Add the hosts parsing file. This is a mac, so you can add it directly with the command. If you win, open the hosts file and add it like this

tail -2 /etc/hosts
192.168.31.221 paas.abcops.com
192.168.31.221 cmdb.abcops.com

Login page - click Configure platform

[the external chain picture transfer fails. The source station may have an anti-theft chain mechanism. It is recommended to save the picture and upload it directly (IMG mprrqxsc-1631774209332)( http://172.26.3.89:4999/server/ …/Public/Uploads/2019-09-26/5d8c8747d8d20.jpg)]

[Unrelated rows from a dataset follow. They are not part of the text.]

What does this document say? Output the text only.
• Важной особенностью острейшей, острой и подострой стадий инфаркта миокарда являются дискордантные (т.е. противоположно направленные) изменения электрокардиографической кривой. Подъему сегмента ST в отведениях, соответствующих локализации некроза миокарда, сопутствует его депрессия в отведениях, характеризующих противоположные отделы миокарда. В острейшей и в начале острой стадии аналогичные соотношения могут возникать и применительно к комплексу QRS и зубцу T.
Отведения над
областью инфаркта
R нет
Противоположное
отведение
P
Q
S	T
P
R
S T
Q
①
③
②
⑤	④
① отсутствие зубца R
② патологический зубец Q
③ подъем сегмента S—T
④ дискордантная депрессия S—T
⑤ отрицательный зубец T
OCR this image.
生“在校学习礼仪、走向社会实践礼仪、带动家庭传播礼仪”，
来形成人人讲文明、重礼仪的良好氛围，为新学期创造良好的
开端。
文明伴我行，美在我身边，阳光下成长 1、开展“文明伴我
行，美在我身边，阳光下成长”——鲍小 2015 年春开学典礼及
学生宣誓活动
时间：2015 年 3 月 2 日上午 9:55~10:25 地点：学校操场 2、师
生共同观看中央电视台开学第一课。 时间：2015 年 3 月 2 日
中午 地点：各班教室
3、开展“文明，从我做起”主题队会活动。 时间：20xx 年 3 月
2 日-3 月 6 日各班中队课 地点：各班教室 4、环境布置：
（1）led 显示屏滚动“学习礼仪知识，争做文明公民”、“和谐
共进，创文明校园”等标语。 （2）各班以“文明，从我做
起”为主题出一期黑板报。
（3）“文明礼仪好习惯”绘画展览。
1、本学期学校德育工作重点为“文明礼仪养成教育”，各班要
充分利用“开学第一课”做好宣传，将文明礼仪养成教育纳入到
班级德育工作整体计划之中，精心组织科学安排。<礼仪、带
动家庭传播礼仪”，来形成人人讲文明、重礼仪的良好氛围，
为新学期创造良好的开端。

[the external chain picture transfer fails. The source station may have an anti-theft chain mechanism. It is recommended to save the picture and upload it directly (img-7j0ig8gb-1631774209333)( http://172.26.3.89:4999/server/ …/Public/Uploads/2019-09-26/5d8c8757754c4.jpg)]

Deploy job platform

Central computer operation

[root@nginx-1 install]# cd /data/install/
[root@nginx-1 install]# ./bk_install job

Screenshot of successful job installation

[external chain picture transfer failed. The source station may have anti-theft chain mechanism. It is recommended to save the picture and upload it directly (img-vbb490sf-1631774209336)( http://172.26.3.89:4999/server/ …/Public/Uploads/2019-09-26/5d8c876c8e48f.jpg)]

Add hosts parse file

tail -3 /etc/hosts
192.168.31.221 paas.abcops.com
192.168.31.221 cmdb.abcops.com
192.168.31.221 job.abcops.com

Click the operation platform after logging in the page
[the external chain picture transfer fails. The source station may have an anti-theft chain mechanism. It is recommended to save the picture and upload it directly (img-cfrim616-1631774209340)( http://172.26.3.89:4999/server/ …/Public/Uploads/2019-09-26/5d8c87814d4ff.jpg)]

Deploy app_mgr platform

[root@nginx-1 install]# cd /data/install/
[root@nginx-1 install]# ./bk_install app_mgr

After this step is completed, you can see the successfully activated server in the server information and third-party service information of the developer center
At the same time, saas applications (except blue whale monitoring and log retrieval) can also be uploaded and deployed

Screenshot of installation completion:
[external chain picture transfer failed. The source station may have anti-theft chain mechanism. It is recommended to save the picture and upload it directly (img-fua8x9zf-1631774209342)( http://172.26.3.89:4999/server/ …/Public/Uploads/2019-09-26/5d8c87aa40ff9.jpg)]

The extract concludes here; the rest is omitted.